Women in Labor May Be Fine Taking in Nourishment
Those who got protein shake fared no worse than women given ice chips only, researchers say
Improved general anesthetic techniques have reduced the risk of aspiration, and the use of general anesthesia during childbirth is much rarer now, according to both Vallejo and Roman.
Still, the practice of limiting women to ice chips -- or in some hospitals clear liquids, which includes Jell-O -- leaves laboring women hungry, and possibly dehydrated or with low blood sugar levels, the study authors said.
According to Vallejo, prior research had suggested that protein shakes containing 30 grams of protein given during chemotherapy helped lessen nausea and vomiting for cancer patients. That made his team wonder if a protein shake would have a similar effect on the nausea and vomiting that many women experience during labor.
Their study included 150 women who underwent epidural anesthesia, a regional anesthetic that numbs just certain areas of the body.

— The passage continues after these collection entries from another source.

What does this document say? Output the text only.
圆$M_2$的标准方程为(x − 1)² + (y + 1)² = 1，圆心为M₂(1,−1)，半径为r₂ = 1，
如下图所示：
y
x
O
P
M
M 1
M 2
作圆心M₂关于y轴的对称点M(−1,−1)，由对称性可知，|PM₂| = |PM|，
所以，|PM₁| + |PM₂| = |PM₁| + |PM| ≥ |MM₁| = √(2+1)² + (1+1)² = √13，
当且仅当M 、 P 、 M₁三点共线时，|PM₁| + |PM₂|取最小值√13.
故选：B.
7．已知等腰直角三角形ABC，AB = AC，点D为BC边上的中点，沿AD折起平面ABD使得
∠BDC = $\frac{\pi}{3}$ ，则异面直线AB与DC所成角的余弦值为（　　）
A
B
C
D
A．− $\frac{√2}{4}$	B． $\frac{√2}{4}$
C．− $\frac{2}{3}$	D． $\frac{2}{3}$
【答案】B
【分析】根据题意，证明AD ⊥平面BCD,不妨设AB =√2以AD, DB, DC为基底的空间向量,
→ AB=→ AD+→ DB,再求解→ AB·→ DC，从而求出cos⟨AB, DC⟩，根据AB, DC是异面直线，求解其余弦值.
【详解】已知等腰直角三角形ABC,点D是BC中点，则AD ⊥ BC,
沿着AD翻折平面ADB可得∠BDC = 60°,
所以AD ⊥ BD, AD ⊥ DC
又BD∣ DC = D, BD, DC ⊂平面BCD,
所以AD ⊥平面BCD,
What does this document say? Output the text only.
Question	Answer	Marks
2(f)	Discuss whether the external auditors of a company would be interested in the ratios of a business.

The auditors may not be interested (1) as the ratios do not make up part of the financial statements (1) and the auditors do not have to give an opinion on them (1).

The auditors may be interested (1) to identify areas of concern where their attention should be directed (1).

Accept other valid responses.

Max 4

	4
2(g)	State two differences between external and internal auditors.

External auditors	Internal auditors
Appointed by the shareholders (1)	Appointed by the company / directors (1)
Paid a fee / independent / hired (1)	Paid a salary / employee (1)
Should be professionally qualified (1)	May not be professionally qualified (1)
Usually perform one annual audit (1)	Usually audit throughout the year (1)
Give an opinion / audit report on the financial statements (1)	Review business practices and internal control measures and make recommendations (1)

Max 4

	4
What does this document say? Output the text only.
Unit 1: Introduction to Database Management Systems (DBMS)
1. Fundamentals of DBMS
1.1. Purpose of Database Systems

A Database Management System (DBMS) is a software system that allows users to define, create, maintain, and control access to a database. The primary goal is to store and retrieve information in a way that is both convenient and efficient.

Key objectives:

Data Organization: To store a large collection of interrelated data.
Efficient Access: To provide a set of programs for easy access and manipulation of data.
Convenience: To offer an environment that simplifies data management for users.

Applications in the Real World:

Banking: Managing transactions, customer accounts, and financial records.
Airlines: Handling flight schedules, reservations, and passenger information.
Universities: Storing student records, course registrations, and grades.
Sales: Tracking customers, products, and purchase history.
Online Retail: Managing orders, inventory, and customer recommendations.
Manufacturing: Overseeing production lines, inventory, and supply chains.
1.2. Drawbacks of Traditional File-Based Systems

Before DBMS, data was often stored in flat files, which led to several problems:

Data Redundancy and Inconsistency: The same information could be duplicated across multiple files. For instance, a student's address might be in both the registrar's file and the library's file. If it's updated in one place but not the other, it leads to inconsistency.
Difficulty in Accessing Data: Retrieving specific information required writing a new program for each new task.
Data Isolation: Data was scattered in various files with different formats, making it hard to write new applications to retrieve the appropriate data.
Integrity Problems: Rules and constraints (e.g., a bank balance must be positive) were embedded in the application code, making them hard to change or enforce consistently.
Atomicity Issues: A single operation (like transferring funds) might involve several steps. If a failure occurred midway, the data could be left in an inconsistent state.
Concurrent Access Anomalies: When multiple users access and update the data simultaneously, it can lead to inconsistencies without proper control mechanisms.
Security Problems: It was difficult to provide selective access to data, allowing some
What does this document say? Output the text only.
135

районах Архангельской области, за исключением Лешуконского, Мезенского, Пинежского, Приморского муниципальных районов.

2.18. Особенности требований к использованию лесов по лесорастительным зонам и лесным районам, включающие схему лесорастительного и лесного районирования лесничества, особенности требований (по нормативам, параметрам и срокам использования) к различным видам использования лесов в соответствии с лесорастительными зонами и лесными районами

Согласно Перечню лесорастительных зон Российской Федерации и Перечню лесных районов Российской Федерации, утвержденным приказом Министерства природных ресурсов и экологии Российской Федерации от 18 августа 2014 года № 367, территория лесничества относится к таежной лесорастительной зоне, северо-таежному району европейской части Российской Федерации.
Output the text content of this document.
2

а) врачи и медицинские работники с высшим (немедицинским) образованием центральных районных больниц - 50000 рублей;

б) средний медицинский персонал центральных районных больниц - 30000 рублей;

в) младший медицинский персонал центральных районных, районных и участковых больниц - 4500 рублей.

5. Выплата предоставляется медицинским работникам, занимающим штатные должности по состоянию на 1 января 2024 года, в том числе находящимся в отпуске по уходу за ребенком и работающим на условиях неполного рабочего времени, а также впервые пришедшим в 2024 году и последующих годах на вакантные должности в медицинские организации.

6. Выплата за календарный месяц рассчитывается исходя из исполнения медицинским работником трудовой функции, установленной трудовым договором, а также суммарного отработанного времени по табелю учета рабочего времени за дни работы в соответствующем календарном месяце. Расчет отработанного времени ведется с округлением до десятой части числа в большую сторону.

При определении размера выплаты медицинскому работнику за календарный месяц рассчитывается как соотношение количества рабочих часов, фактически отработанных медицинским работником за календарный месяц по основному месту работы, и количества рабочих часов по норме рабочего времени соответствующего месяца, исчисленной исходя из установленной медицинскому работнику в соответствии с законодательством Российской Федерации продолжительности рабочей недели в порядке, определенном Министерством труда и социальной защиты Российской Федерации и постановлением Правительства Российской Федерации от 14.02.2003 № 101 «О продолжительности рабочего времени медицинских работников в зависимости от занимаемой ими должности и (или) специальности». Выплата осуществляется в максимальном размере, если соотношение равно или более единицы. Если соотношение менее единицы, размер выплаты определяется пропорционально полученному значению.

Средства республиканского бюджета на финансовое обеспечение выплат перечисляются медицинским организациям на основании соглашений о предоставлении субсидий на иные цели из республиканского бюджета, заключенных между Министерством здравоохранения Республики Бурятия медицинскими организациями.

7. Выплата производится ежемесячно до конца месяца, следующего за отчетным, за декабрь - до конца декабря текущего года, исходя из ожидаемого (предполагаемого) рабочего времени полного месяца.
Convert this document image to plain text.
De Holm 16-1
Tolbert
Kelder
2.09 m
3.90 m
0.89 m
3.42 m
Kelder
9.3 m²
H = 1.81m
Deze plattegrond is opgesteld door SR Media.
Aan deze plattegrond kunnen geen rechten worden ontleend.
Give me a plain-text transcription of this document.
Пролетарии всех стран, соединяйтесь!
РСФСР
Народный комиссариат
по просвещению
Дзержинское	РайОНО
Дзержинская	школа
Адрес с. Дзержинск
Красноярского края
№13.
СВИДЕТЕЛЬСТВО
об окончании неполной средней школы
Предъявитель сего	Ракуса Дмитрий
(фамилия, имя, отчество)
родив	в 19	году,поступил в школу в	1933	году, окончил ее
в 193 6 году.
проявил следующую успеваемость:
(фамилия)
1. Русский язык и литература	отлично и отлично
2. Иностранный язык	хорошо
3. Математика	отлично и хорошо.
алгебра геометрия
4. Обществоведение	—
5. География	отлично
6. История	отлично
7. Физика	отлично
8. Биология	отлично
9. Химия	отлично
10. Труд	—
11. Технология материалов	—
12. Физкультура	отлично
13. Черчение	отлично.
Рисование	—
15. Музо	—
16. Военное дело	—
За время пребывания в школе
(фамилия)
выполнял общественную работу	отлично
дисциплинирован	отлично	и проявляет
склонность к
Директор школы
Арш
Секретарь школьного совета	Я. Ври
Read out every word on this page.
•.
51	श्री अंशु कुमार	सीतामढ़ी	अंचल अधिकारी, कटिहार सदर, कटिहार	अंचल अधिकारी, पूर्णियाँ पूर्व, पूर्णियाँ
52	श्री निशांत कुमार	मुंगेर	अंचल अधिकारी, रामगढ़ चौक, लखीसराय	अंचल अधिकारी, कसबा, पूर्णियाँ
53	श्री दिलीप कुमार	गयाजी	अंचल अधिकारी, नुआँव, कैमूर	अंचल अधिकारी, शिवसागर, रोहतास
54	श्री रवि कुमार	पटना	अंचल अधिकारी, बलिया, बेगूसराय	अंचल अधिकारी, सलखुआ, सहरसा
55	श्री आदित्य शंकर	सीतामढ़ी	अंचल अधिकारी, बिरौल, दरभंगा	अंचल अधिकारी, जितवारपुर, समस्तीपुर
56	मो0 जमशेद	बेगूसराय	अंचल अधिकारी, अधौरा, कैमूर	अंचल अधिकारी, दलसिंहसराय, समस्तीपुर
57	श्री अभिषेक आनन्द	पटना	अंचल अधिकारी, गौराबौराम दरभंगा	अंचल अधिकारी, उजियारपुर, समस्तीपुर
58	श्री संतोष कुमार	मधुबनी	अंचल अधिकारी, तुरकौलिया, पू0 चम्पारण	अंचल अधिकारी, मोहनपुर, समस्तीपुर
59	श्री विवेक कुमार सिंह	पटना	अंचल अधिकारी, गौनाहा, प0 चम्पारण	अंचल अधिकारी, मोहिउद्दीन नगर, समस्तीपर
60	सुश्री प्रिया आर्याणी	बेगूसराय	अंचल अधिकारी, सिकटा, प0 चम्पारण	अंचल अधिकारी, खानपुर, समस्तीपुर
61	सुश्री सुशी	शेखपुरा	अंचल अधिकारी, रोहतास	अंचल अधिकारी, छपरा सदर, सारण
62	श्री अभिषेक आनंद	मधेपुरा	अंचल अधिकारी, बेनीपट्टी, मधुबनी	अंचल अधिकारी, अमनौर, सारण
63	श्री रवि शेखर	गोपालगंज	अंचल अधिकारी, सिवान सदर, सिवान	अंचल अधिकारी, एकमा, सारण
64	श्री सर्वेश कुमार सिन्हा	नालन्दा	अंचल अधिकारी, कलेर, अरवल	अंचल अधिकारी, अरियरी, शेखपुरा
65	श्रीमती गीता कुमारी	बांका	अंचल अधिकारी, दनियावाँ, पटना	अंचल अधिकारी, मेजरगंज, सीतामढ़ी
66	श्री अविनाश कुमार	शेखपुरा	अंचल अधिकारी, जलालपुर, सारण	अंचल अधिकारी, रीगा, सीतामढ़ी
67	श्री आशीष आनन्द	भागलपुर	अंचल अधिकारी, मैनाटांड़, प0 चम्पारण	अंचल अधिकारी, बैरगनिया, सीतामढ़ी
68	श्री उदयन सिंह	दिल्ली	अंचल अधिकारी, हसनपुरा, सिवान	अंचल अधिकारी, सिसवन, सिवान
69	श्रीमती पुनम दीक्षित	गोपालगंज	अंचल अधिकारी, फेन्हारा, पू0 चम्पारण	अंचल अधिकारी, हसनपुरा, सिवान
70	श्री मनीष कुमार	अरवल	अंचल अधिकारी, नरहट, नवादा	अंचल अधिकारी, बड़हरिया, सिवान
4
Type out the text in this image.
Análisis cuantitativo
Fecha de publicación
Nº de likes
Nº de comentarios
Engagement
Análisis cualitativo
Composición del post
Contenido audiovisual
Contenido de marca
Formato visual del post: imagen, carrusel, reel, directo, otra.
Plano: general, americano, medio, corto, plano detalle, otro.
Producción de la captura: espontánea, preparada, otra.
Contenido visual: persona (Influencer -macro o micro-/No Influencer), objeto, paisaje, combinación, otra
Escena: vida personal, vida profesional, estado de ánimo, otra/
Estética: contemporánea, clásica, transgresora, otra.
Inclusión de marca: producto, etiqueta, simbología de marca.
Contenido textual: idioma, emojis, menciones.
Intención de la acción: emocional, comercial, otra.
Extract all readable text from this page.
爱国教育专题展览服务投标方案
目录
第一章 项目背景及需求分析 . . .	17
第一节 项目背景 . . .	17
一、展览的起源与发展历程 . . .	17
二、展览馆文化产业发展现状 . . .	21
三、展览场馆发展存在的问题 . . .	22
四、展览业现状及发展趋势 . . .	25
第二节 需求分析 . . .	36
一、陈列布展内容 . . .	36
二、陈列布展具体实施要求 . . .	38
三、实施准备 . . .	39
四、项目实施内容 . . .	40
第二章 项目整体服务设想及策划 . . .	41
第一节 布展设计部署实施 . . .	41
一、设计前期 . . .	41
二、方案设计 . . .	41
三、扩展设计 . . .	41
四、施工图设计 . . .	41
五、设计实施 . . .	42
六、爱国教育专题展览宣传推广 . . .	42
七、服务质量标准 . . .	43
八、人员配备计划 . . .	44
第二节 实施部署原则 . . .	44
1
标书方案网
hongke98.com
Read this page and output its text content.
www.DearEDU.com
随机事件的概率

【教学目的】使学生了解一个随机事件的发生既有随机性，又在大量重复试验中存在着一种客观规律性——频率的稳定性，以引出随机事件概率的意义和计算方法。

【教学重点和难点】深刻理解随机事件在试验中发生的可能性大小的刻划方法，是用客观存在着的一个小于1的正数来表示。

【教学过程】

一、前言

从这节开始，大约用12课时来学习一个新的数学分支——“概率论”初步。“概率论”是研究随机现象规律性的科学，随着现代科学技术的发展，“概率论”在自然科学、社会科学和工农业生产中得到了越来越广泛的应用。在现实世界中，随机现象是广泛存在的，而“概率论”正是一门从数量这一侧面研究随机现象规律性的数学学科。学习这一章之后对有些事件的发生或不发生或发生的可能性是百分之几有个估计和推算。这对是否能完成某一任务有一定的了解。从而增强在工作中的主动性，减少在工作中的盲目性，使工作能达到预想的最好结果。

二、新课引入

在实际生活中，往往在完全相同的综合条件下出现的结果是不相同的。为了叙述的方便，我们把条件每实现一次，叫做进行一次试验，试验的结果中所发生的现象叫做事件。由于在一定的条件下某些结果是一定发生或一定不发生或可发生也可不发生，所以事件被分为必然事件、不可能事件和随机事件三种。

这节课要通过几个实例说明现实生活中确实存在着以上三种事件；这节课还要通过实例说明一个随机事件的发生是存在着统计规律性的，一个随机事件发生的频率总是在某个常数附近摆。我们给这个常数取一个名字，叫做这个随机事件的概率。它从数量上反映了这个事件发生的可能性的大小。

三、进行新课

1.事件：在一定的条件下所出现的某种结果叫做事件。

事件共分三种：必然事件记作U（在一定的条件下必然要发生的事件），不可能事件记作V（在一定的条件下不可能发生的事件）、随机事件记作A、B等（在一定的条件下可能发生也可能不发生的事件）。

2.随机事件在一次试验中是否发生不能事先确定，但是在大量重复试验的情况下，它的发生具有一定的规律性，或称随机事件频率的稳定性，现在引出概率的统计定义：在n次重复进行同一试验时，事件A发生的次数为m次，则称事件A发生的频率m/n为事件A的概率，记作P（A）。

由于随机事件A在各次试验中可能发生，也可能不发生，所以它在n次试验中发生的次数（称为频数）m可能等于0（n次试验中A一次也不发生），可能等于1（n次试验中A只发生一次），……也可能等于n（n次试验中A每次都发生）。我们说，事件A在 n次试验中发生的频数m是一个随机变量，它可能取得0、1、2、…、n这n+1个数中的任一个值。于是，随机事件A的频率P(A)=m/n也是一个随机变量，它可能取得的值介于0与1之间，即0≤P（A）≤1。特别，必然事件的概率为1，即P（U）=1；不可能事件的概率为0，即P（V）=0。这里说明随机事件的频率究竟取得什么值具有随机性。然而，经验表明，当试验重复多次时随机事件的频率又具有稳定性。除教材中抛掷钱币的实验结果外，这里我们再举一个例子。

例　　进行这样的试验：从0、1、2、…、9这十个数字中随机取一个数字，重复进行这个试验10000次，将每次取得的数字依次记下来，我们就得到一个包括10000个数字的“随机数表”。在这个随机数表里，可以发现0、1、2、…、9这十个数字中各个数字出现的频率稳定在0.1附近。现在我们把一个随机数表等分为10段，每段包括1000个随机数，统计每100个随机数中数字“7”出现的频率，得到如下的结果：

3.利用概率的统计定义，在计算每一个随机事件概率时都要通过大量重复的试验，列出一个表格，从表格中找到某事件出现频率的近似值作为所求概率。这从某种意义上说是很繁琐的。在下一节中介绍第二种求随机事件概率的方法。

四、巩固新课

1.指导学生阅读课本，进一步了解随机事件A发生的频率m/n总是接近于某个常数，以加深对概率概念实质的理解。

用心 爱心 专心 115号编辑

Aspiration isn't a concern with an epidural.
The women were randomly assigned to be given a protein shake and ice chips or water as they wanted, or just ice chips or water.
Vallejo's team found no significant differences in rates of nausea and vomiting between the two groups. What they did find was a greater level of satisfaction in the group that received the protein shake during early labor.
The researchers looked at another 18 women -- half who received a protein shake and ice chips or water, and half who just received ice chips and water -- and measured how quickly their stomachs emptied during labor. Vallejo said it was about 20 minutes for ice chips or water and about 26 for the protein shake. He said this isn't a big enough difference to be concerned about.
"In patients who are otherwise healthy, we should have a more liberal policy on what women can have during labor. A clear liquid diet or a protein shake should be OK," Vallejo said.
Roman agreed. "I think most places are already offering clear liquids during low-risk labor," she said. "But this study does have the potential to change practice in that it gives reassurance, and it has the potential to improve patient satisfaction and also make patients more comfortable."
She added that low-risk moms include those who haven't had a prior surgical delivery (cesarean-section), women carrying one baby that's normal in size, and women who are not having problems with the progression of labor.